La mise en image de Marie-Françoise Plissart est déjà une mise en scène et son intelligence de la durée, du rythme, sa science du montage, nous laisse cette liberté d'inventer notre mise en récit à partir de son regard qui est loin d'être innocent. Ici pas d'effet de discours préétabli, pas de point de vue unique qui fait sens et limite la pensée. Mais une dérive poétique et ludique qui, d'un kaléidoscope d'impressions, donne à imaginer une série de petits récits ayant la ville pour sujet, l'ordre et la durée des plans du film, leurs qualités esthétiques aussi, étant conçus pour nous amener à voir et à penser autrement l'urbanité.

 

Et cela donne un foisonnement d'images et d'idées qui fonctionnent comme les points de repères d'un cheminement enfin personnel puisque né de notre invention, de notre imaginaire. Difficile de dire les instants par lesquels nous passons. De la géométrie de l'être à cette géographie de l'avoir, de cet espace de l'apaisement à cette stratégie de la disparition et du recouvrement, de ces lieux de terre à cette architecture policière et de contrôle, L'occupation des sols nous livre la ville comme le quadrillage hasardeux d'un état de guerre mais aussi comme la déconstruction de frontières où s'opère la réappropriation de zones de jeux et de plaisirs.

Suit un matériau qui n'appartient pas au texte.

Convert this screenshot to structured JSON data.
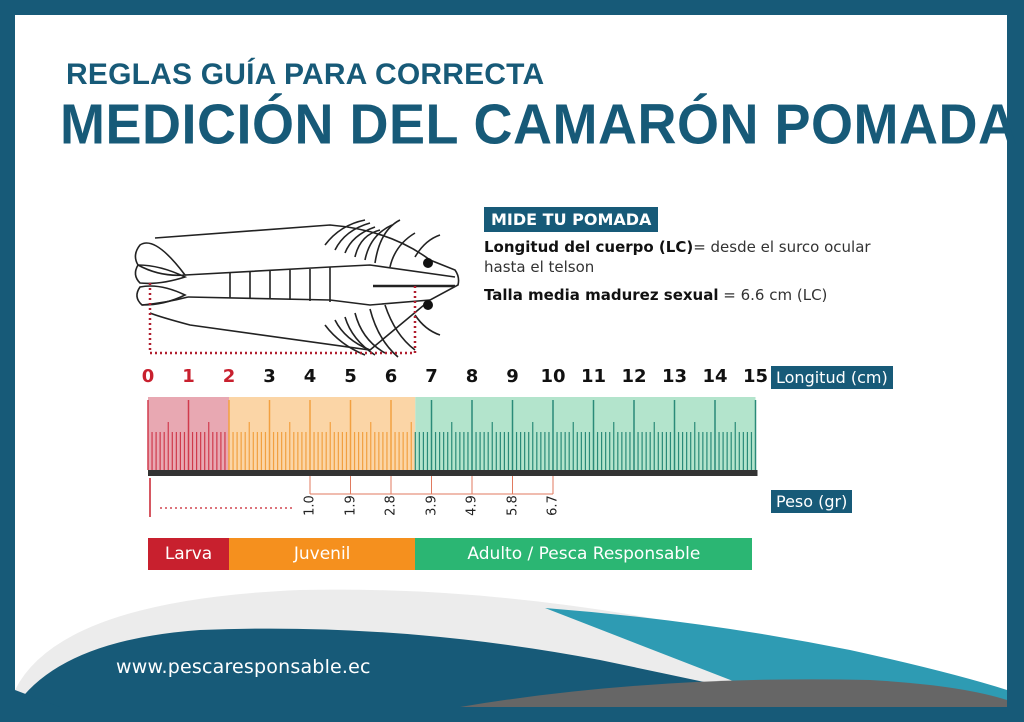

Et comme pour Marie-Françoise Plissart rien n'est joué d'avance, de la multiplicité des émotions et des idées nassent la subtilité et la radicalité de ce qu'elle nous propose. 

 

L'urbanité se révèle dans ce qu'elle a de plus vrai et de plus terrible. A chacun alors de décider de ce qu'il en est et cette liberté de pensée, cette ouverture poétique et aventureuse qui nous saisi comme le film se déploie, est l'une des choses les plus belles et les plus nécessaires du cinéma.